Once your little Picasso has created their masterpiece you may be at your wits end trying to find a formula to get rid of the mess without harming the surface. We suggest starting with household options first. Vinegar and baking soda are great items to start with.
Start with Vinegar
Vinegar is an amazing all-purpose cleaners that can get many things (like windows) spotless in minutes. Crayons have both wax and pigment in them that make them extra hard to clean up. Thankfully, the acetic acid in vinegar breaks down both the wax and pigment components.
To clean crayon marks with vinegar we suggest trying a bit of the product on a part of your painted walls first before you use a larger amount. This “test area” will tell you if the vinegar will leave your paint looking faded.
Once you have tested the product, take an old toothbrush and dip it in the vinegar. Scrub slowly around the crayon marks until the wax and pigment comes free. Don’t worry about the smell of the vinegar, it will go away once the area has been wiped over with soap and warm water and allowed to dry.
We especially like the vinegar option because it is non-toxic and most families have some in their cabinets.
Baking Soda & Water
If vinegar isn’t working, take a box of baking soda (which is probably in your kitchen or refrigerator) and mix a dime size with a small amount of warm water on a clean cloth. Run in circles on the offending wall until the crayon (or even marker) comes off.

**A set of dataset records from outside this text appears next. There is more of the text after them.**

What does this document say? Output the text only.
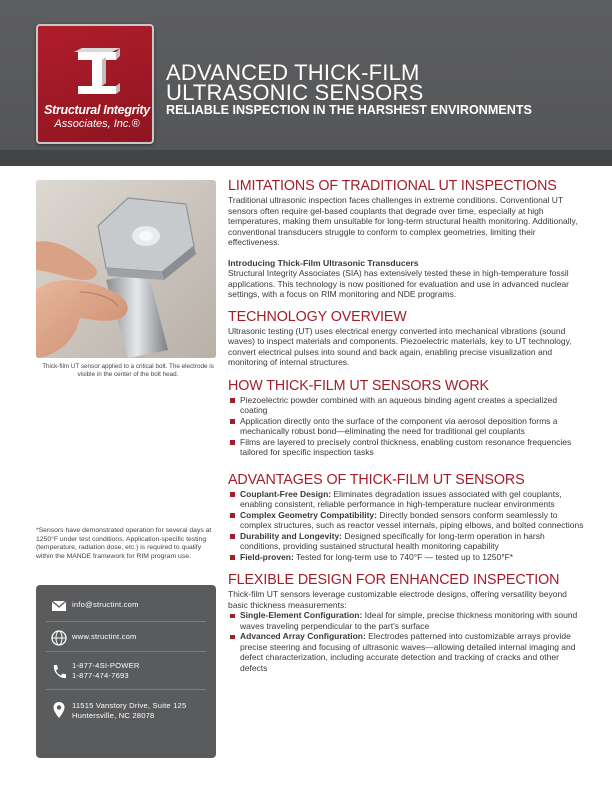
Structural Integrity
Associates, Inc.®
ADVANCED THICK-FILM
ULTRASONIC SENSORS
RELIABLE INSPECTION IN THE HARSHEST ENVIRONMENTS
Thick-film UT sensor applied to a critical bolt. The electrode is visible in the center of the bolt head.
*Sensors have demonstrated operation for several days at 1250°F under test conditions. Application-specific testing (temperature, radiation dose, etc.) is required to qualify within the MANDE framework for RIM program use.
info@structint.com
www.structint.com
1-877-4SI-POWER
1-877-474-7693
11515 Vanstory Drive, Suite 125
Huntersville, NC 28078
LIMITATIONS OF TRADITIONAL UT INSPECTIONS
Traditional ultrasonic inspection faces challenges in extreme conditions. Conventional UT sensors often require gel-based couplants that degrade over time, especially at high temperatures, making them unsuitable for long-term structural health monitoring. Additionally, conventional transducers struggle to conform to complex geometries, limiting their effectiveness.
Introducing Thick-Film Ultrasonic Transducers
Structural Integrity Associates (SIA) has extensively tested these in high-temperature fossil applications. This technology is now positioned for evaluation and use in advanced nuclear settings, with a focus on RIM monitoring and NDE programs.
TECHNOLOGY OVERVIEW
Ultrasonic testing (UT) uses electrical energy converted into mechanical vibrations (sound waves) to inspect materials and components. Piezoelectric materials, key to UT technology, convert electrical pulses into sound and back again, enabling precise visualization and monitoring of internal structures.
HOW THICK-FILM UT SENSORS WORK
Piezoelectric powder combined with an aqueous binding agent creates a specialized coating
Application directly onto the surface of the component via aerosol deposition forms a mechanically robust bond—eliminating the need for traditional gel couplants
Films are layered to precisely control thickness, enabling custom resonance frequencies tailored for specific inspection tasks
ADVANTAGES OF THICK-FILM UT SENSORS
Couplant-Free Design: Eliminates degradation issues associated with gel couplants, enabling consistent, reliable performance in high-temperature nuclear environments
Complex Geometry Compatibility: Directly bonded sensors conform seamlessly to complex structures, such as reactor vessel internals, piping elbows, and bolted connections
Durability and Longevity: Designed specifically for long-term operation in harsh conditions, providing sustained structural health monitoring capability
Field-proven: Tested for long-term use to 740°F — tested up to 1250°F*
FLEXIBLE DESIGN FOR ENHANCED INSPECTION
Thick-film UT sensors leverage customizable electrode designs, offering versatility beyond basic thickness measurements:
Single-Element Configuration: Ideal for simple, precise thickness monitoring with sound waves traveling perpendicular to the part's surface
Advanced Array Configuration: Electrodes patterned into customizable arrays provide precise steering and focusing of ultrasonic waves—allowing detailed internal imaging and defect characterization, including accurate detection and tracking of cracks and other defects
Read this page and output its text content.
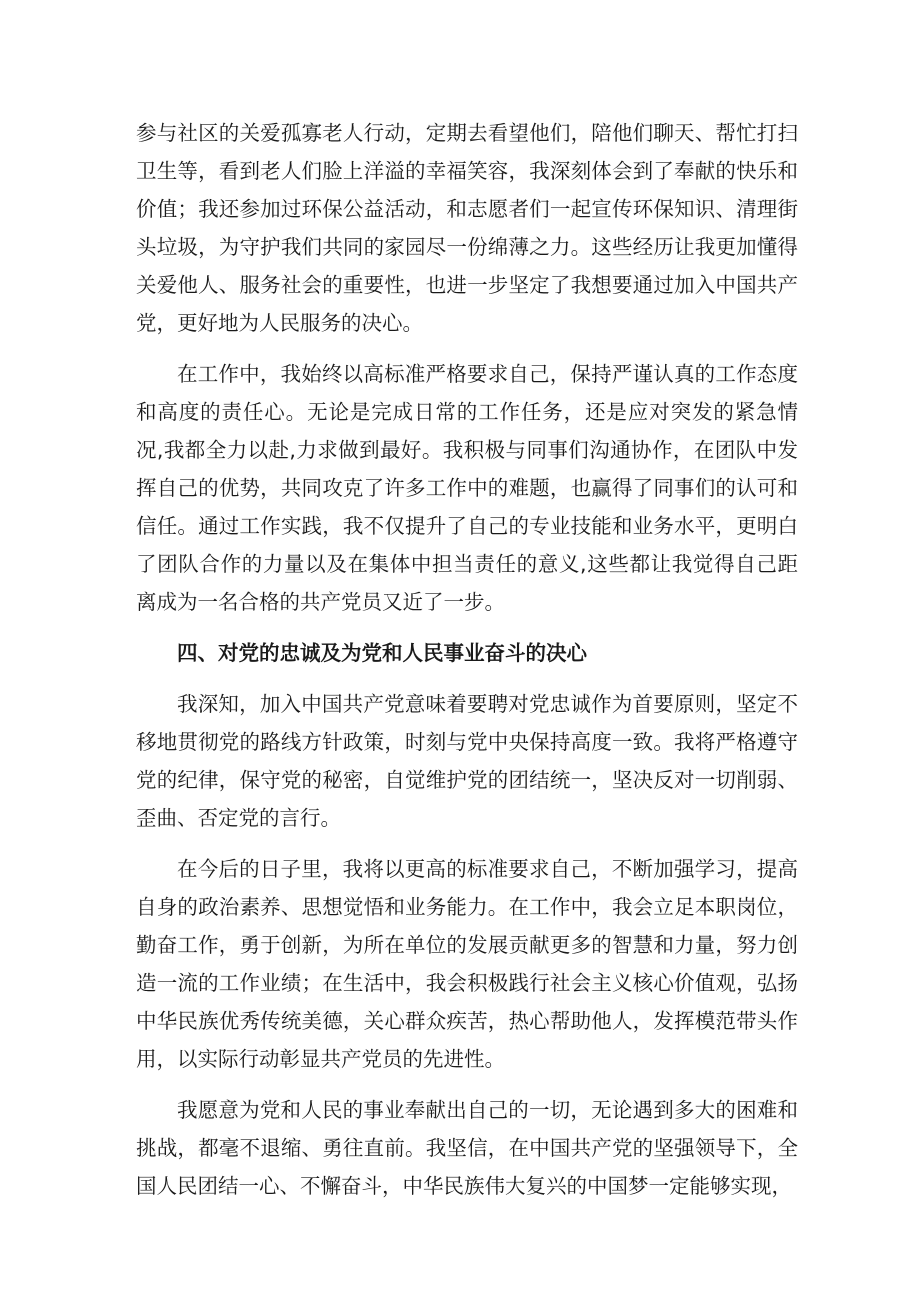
参与社区的关爱孤寡老人行动，定期去看望他们，陪他们聊天、帮忙打扫卫生等，看到老人们脸上洋溢的幸福笑容，我深刻体会到了奉献的快乐和价值；我还参加过环保公益活动，和志愿者们一起宣传环保知识、清理街头垃圾，为守护我们共同的家园尽一份绵薄之力。这些经历让我更加懂得关爱他人、服务社会的重要性，也进一步坚定了我想要通过加入中国共产党，更好地为人民服务的决心。

在工作中，我始终以高标准严格要求自己，保持严谨认真的工作态度和高度的责任心。无论是完成日常的工作任务，还是应对突发的紧急情况,我都全力以赴,力求做到最好。我积极与同事们沟通协作，在团队中发挥自己的优势，共同攻克了许多工作中的难题，也赢得了同事们的认可和信任。通过工作实践，我不仅提升了自己的专业技能和业务水平，更明白了团队合作的力量以及在集体中担当责任的意义,这些都让我觉得自己距离成为一名合格的共产党员又近了一步。

四、对党的忠诚及为党和人民事业奋斗的决心

我深知，加入中国共产党意味着要聘对党忠诚作为首要原则，坚定不移地贯彻党的路线方针政策，时刻与党中央保持高度一致。我将严格遵守党的纪律，保守党的秘密，自觉维护党的团结统一，坚决反对一切削弱、歪曲、否定党的言行。

在今后的日子里，我将以更高的标准要求自己，不断加强学习，提高自身的政治素养、思想觉悟和业务能力。在工作中，我会立足本职岗位，勤奋工作，勇于创新，为所在单位的发展贡献更多的智慧和力量，努力创造一流的工作业绩；在生活中，我会积极践行社会主义核心价值观，弘扬中华民族优秀传统美德，关心群众疾苦，热心帮助他人，发挥模范带头作用，以实际行动彰显共产党员的先进性。

我愿意为党和人民的事业奉献出自己的一切，无论遇到多大的困难和挑战，都毫不退缩、勇往直前。我坚信，在中国共产党的坚强领导下，全国人民团结一心、不懈奋斗，中华民族伟大复兴的中国梦一定能够实现，
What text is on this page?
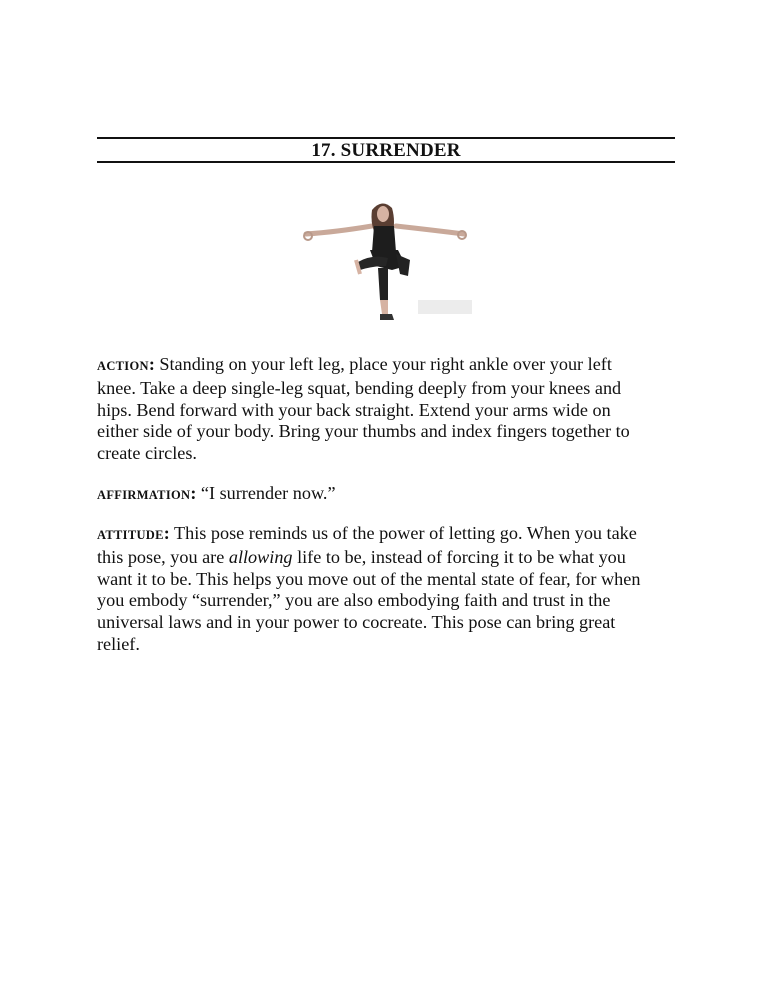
17. SURRENDER
ACTION: Standing on your left leg, place your right ankle over your left
knee. Take a deep single-leg squat, bending deeply from your knees and
hips. Bend forward with your back straight. Extend your arms wide on
either side of your body. Bring your thumbs and index fingers together to
create circles.
AFFIRMATION: “I surrender now.”
ATTITUDE: This pose reminds us of the power of letting go. When you take
this pose, you are allowing life to be, instead of forcing it to be what you
want it to be. This helps you move out of the mental state of fear, for when
you embody “surrender,” you are also embodying faith and trust in the
universal laws and in your power to cocreate. This pose can bring great
relief.
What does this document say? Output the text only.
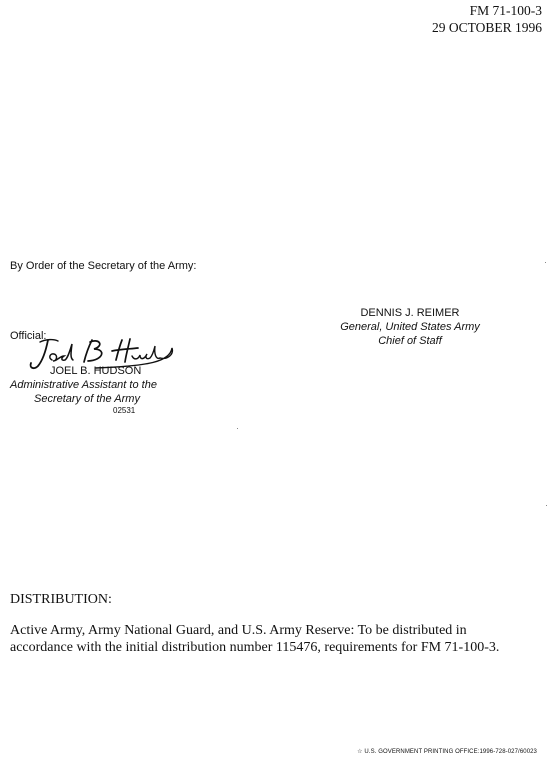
FM 71-100-3
29 OCTOBER 1996
By Order of the Secretary of the Army:
DENNIS J. REIMER
General, United States Army
Chief of Staff
Official:
JOEL B. HUDSON
Administrative Assistant to the
Secretary of the Army
02531
DISTRIBUTION:
Active Army, Army National Guard, and U.S. Army Reserve: To be distributed in accordance with the initial distribution number 115476, requirements for FM 71-100-3.
☆ U.S. GOVERNMENT PRINTING OFFICE:1996-728-027/60023
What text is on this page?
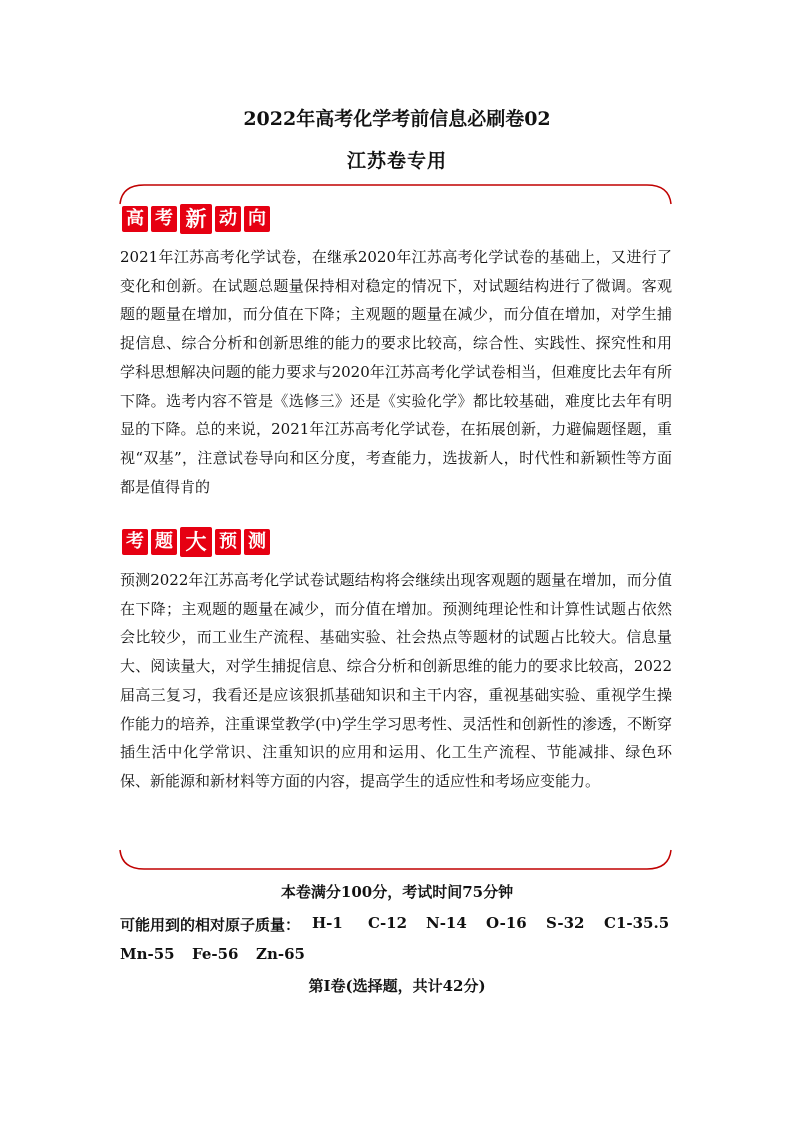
2022年高考化学考前信息必刷卷02
江苏卷专用
高 考 新 动 向

2021年江苏高考化学试卷，在继承2020年江苏高考化学试卷的基础上，又进行了变化和创新。在试题总题量保持相对稳定的情况下，对试题结构进行了微调。客观题的题量在增加，而分值在下降；主观题的题量在减少，而分值在增加，对学生捕捉信息、综合分析和创新思维的能力的要求比较高，综合性、实践性、探究性和用学科思想解决问题的能力要求与2020年江苏高考化学试卷相当，但难度比去年有所下降。选考内容不管是《选修三》还是《实验化学》都比较基础，难度比去年有明显的下降。总的来说，2021年江苏高考化学试卷，在拓展创新，力避偏题怪题，重视“双基”，注意试卷导向和区分度，考查能力，选拔新人，时代性和新颖性等方面都是值得肯的

考 题 大 预 测

预测2022年江苏高考化学试卷试题结构将会继续出现客观题的题量在增加，而分值在下降；主观题的题量在减少，而分值在增加。预测纯理论性和计算性试题占依然会比较少，而工业生产流程、基础实验、社会热点等题材的试题占比较大。信息量大、阅读量大，对学生捕捉信息、综合分析和创新思维的能力的要求比较高，2022届高三复习，我看还是应该狠抓基础知识和主干内容，重视基础实验、重视学生操作能力的培养，注重课堂教学(中)学生学习思考性、灵活性和创新性的渗透，不断穿插生活中化学常识、注重知识的应用和运用、化工生产流程、节能减排、绿色环保、新能源和新材料等方面的内容，提高学生的适应性和考场应变能力。

本卷满分100分，考试时间75分钟
可能用到的相对原子质量： H-1 C-12 N-14 O-16 S-32 C1-35.5
Mn-55 Fe-56 Zn-65
第I卷(选择题，共计42分)
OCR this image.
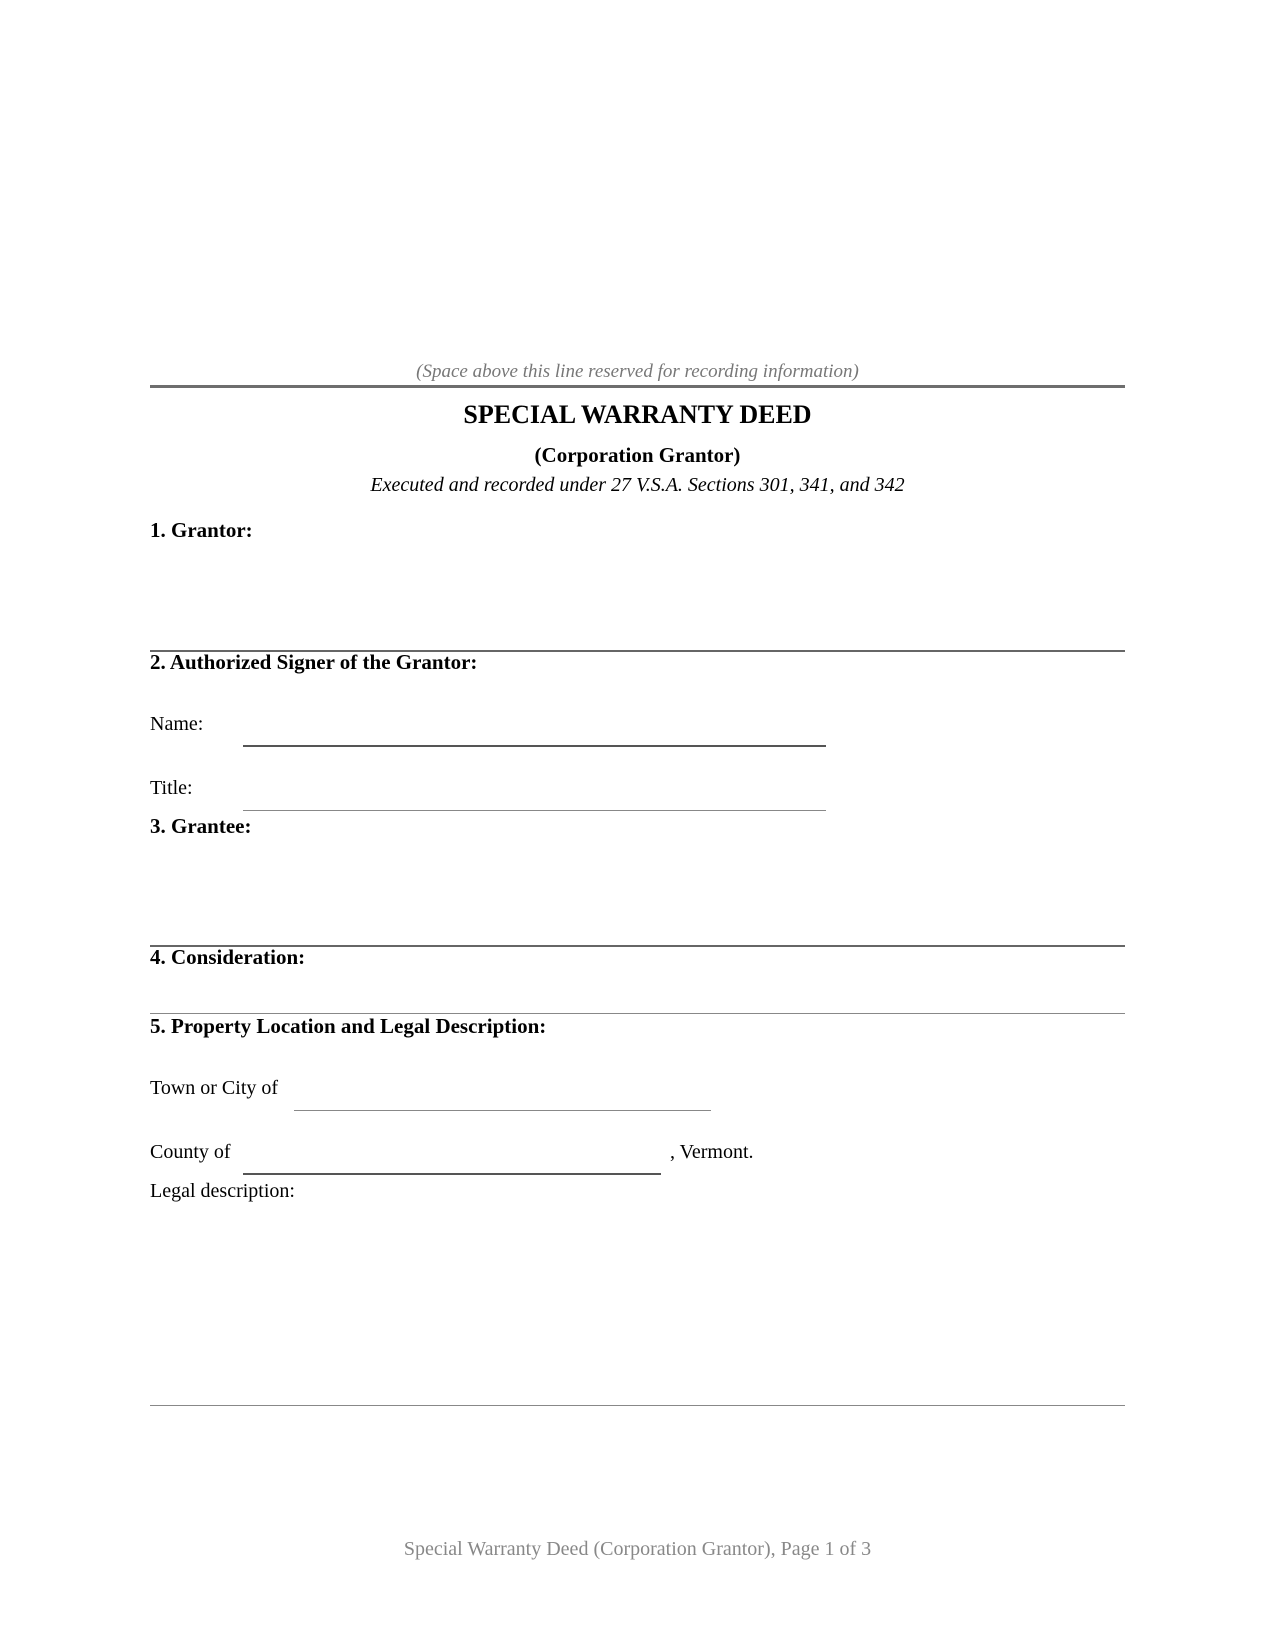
(Space above this line reserved for recording information)
SPECIAL WARRANTY DEED
(Corporation Grantor)
Executed and recorded under 27 V.S.A. Sections 301, 341, and 342
1. Grantor:
2. Authorized Signer of the Grantor:
Name:
Title:
3. Grantee:
4. Consideration:
5. Property Location and Legal Description:
Town or City of
County of	, Vermont.
Legal description:
Special Warranty Deed (Corporation Grantor), Page 1 of 3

Again, wipe the area down with warm water and soap after you have removed the artwork.
Baking Soda & Toothpaste
If the baking soda and water isn’t cutting the crayon or pen marks, take it up a notch by mixing a small dollop of non-gel, white toothpaste with about a dime-sized amount of baking soda. The extra grit and cleaning power can give a boost to the cleaning action. In terms of what toothpaste to choose, we suggest anything non-whitening, non-gel, and without colors.
Sometimes the most obvious household items can work to get rid of stubborn crayon or marker stains. Try the rubber eraser on your child’s pencil, peanut butter, or even mayonnaise. You may want to avoid items like abrasive cleansers that can take the color out of your wall surface.
In the future, you may want to check out stain resistant paint for your most highly traveled areas, especially your child’s playroom. Good luck and don’t forget to take a picture of the artwork to show them when they are grown!